An Interview with Justin Bretter.

Filmmaker, Skateboarder

Where are you from?
I’m from the San Fernando Valley
What was the inspiration for the Skechers skateboarding film?

Skateboarding with my friends.

What is your favorite song in the film?
“This is Mine” by Heaven 17 featured in Kilian’s part. It’s passionate, dynamic and made for an entertaining edit.

How long have you been skateboarding?
I’ve been skateboarding since whenever target started making pokemon graphic boards around ‘98.

You have a contemporary film style, raw and fun, Can you tell me more about your aesthetic choices in film?

The whole film was shot on various iPhones. That choice initially had a lot to do with accessibility and convenience, but to me this makes the footage feel spontaneous. There’s something more casual about whipping the phone out instead of the camera. It feels less tangible than filming to tape, which in turn makes it much less intimidating. I think it made everyone more comfortable to try goofball stuff and have fun with it.

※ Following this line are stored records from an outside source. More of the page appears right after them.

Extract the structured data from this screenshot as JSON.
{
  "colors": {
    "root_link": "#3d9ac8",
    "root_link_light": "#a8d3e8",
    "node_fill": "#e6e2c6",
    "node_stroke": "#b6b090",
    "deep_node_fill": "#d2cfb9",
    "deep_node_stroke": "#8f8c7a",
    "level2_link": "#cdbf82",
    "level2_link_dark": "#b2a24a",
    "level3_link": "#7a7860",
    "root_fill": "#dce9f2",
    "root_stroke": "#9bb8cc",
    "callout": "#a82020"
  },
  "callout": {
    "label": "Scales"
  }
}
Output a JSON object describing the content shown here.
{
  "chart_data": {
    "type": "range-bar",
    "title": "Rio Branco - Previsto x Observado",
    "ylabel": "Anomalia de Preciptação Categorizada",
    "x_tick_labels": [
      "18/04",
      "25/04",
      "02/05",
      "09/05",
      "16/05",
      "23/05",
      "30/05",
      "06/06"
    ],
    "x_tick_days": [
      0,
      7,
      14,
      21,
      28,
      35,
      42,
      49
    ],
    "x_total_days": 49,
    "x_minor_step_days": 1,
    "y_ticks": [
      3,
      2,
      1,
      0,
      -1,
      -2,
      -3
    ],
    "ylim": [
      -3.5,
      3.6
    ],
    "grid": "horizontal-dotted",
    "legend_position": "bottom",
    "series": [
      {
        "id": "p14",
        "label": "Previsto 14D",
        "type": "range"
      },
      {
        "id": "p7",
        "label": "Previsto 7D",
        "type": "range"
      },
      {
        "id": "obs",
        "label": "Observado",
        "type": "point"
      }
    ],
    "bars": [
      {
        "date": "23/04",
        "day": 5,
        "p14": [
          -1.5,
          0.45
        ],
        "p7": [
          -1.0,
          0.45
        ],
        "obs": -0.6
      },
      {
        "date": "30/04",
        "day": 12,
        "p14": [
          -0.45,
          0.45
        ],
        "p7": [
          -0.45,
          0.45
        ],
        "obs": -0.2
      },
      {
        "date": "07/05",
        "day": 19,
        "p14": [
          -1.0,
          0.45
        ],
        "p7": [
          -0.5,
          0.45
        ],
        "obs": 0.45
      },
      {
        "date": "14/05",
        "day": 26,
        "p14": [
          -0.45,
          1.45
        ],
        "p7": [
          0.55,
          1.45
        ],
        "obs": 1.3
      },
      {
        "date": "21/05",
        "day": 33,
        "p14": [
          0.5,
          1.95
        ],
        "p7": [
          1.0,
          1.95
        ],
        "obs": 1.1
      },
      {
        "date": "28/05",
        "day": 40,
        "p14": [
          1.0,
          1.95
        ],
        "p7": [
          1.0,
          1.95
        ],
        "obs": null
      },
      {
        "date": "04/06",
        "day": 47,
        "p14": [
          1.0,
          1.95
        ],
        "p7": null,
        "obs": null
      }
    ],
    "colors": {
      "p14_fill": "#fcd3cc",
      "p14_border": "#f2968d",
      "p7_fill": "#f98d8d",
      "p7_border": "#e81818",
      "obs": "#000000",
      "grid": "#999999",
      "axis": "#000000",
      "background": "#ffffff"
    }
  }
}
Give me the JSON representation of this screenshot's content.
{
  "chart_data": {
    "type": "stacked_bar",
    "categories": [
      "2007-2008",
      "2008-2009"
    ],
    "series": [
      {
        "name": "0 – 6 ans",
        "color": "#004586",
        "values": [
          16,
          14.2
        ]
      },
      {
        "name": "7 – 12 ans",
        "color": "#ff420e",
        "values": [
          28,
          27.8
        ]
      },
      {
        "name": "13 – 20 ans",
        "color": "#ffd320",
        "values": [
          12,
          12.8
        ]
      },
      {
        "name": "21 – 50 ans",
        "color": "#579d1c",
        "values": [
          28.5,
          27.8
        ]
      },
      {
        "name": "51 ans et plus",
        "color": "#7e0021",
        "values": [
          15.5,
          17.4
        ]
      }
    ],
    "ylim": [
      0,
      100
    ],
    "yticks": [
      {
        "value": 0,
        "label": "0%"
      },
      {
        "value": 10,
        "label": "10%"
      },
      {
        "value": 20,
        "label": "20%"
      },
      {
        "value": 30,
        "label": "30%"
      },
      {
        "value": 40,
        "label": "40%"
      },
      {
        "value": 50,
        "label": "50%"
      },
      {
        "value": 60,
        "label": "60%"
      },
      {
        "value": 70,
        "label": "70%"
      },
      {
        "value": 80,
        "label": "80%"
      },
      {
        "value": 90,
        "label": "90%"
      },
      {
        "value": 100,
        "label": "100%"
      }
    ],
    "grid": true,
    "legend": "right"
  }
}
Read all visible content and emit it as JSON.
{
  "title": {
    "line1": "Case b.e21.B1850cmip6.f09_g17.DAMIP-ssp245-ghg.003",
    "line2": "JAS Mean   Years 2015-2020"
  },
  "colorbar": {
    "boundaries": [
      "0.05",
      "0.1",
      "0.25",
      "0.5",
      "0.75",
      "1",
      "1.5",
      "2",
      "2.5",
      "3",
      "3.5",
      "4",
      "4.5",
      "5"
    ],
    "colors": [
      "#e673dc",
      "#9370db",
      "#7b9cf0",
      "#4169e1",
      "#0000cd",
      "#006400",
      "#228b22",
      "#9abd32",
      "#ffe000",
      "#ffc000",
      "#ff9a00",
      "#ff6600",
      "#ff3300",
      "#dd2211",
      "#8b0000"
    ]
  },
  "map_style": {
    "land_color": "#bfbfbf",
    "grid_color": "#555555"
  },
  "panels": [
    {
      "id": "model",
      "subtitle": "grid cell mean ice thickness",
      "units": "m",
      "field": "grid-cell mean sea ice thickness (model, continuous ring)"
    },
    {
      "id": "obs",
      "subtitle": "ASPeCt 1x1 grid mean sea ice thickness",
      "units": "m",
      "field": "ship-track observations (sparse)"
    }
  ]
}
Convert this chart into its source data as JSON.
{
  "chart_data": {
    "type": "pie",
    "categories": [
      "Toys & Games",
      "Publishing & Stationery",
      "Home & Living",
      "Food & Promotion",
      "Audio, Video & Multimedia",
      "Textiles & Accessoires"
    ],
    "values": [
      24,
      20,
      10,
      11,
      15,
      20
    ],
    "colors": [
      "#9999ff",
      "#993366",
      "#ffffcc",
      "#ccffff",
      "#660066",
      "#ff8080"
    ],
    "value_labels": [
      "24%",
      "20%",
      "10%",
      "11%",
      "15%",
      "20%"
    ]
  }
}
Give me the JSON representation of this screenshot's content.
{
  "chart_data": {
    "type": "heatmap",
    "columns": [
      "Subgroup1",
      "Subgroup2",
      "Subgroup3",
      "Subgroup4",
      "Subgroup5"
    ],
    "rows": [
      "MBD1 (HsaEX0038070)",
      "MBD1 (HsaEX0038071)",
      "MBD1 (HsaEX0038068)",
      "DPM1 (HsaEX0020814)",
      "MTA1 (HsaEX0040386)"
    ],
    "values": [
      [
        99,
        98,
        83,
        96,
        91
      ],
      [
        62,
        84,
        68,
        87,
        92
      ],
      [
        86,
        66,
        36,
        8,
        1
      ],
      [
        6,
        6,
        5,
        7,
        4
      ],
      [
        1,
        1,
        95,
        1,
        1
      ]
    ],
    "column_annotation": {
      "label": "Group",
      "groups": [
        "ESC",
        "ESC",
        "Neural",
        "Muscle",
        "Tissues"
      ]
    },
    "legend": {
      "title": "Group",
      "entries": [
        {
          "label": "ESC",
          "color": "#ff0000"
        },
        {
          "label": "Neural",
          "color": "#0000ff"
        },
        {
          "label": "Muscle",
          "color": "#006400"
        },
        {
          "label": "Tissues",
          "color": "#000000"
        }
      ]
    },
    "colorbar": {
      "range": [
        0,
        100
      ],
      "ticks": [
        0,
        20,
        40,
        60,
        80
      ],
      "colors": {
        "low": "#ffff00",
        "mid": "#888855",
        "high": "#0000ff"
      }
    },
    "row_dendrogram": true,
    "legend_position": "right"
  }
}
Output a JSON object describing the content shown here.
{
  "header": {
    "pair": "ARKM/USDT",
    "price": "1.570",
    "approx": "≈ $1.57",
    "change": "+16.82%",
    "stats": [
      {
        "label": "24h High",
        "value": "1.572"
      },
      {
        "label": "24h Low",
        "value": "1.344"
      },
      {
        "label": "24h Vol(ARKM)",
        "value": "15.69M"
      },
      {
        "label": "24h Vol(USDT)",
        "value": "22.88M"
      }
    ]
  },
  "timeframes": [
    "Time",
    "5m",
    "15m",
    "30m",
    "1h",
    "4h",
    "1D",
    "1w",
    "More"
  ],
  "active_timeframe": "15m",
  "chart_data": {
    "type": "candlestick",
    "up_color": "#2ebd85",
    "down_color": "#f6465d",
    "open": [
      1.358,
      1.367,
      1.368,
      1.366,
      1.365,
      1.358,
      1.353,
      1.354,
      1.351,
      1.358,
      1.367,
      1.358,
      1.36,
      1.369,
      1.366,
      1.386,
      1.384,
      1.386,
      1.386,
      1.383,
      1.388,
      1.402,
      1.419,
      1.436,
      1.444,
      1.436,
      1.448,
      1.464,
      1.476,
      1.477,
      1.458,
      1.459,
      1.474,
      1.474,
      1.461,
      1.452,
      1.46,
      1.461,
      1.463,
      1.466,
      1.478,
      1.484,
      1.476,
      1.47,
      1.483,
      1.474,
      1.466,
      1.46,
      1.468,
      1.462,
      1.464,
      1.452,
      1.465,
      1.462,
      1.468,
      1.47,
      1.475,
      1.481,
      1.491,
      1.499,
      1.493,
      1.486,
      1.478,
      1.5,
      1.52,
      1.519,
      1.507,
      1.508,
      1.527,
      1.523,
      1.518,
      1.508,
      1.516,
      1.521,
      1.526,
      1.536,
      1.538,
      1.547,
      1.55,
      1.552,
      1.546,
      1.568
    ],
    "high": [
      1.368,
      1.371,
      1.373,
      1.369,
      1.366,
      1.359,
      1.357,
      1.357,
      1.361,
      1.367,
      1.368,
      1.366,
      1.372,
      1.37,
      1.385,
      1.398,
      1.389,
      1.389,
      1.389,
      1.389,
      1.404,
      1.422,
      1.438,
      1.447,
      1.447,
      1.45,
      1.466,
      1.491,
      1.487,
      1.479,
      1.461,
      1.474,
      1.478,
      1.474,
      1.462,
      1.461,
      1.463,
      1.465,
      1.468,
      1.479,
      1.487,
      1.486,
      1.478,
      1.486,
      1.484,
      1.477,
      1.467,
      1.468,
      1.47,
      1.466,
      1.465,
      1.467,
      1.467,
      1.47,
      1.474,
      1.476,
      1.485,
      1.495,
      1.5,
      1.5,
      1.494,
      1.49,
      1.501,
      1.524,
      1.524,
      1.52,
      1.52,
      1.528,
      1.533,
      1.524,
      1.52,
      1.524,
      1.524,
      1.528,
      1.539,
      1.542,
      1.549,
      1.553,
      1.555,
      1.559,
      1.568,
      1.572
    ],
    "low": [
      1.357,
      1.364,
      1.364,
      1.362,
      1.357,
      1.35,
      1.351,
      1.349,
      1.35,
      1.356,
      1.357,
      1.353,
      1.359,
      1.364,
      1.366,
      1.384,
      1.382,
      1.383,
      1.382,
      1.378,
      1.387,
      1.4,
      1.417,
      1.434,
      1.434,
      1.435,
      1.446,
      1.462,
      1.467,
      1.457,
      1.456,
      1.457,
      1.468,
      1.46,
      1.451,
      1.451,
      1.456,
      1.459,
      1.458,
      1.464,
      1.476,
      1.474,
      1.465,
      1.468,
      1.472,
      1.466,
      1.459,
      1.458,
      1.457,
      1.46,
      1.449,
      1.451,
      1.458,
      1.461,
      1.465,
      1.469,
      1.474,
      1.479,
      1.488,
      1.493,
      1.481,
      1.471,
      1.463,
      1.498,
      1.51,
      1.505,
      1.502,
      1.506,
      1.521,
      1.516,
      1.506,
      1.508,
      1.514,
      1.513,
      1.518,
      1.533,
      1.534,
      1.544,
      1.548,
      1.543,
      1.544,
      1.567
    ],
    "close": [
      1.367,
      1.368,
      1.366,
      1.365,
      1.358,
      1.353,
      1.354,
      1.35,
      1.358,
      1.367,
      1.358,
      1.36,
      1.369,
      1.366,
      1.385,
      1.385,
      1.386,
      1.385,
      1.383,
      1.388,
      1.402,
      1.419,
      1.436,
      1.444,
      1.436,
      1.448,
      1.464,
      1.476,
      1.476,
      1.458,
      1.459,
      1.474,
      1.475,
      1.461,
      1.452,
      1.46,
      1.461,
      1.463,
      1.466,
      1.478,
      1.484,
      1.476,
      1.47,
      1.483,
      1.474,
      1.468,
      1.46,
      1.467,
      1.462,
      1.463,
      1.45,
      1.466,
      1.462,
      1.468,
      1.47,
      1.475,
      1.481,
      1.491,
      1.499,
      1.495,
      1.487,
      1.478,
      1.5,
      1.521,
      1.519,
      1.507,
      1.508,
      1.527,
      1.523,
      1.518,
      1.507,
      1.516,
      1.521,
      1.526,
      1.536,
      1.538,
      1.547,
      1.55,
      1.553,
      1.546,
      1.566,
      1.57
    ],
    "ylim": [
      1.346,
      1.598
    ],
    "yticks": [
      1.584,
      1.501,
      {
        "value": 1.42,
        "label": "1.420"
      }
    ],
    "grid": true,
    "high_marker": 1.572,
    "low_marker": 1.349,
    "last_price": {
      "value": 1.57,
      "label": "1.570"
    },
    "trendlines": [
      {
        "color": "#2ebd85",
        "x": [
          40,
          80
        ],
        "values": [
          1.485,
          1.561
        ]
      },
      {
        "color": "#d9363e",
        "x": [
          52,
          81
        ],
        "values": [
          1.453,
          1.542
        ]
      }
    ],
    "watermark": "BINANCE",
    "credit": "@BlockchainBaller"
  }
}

Okay, What’s up with this soundtrack?

In terms of music I knew I wanted to pull mostly from the early 80’s. I was inspired by lots of new-wave and early synth stuff. Each song has a specific connection to the skater or evokes some memory I have associated with them. The John Lennon track in Brian’s part was inspired by his morning ritual of eating breakfast and listening to the Beatles on shuffle. Rayan has an old car and it only has a cassette deck. Gary Numan’s “Telekon” was one of the cassettes we bumped most, which inspired the use of his track “I’m an Agent” for Rayan’s part. I try to pull from real life experiences as much as I can for a project like this. All of the video game music featured in Skechers was a callback to our last video “Rich Tony Hawkers,” which featured exclusively video game music from the 80’s and 90’s.

Photography by 
Max Junk, Alexander Roman


skechers (premiere version) from Field Sobriety on Vimeo

“skechers” is an American short-film that depicts individual and collective portraits of the “Skechers Skate Team” (AKA Brown Baggers) in order to demonstrate the most genuine lighthearted aspects of skateboarding culture. By introducing the close relationships held by a love-able cast of idiosyncratic misfits, director Field Sobriety is able to successfully represent this culture in a manner that is both appealing and exciting to any viewer regardless of their knowledge of skateboarding. Although it can at first glance be easily mistaken for a standard skate video; the viewer quickly becomes confronted with the over-arching theme of “anarchy of youth” and how individual acceptance of this process becomes crucial to true self actualization. The “Skechers Skate Team”, through their various antics of light heart-ed rebellion, provide a refreshing contemporary wave of much needed counter culture that directly contrasts the profit driven technology industry; a series of neo-liberal institutions that have been establising a hegemony over California’s culture for the last 3 decades.
By appealing to our most primitive humanistic spirit “skechers” is an instant underground classic that will be enjoyed by any one who‘s ever made the mistake of assuming that the spirit of non-conformity and revolution are absent from the current generation of youth. Using skateboarding as a metaphor of absolute freedom, it will continue to inspire those who watch it to come together to form unique identites under the gift of camaraderie.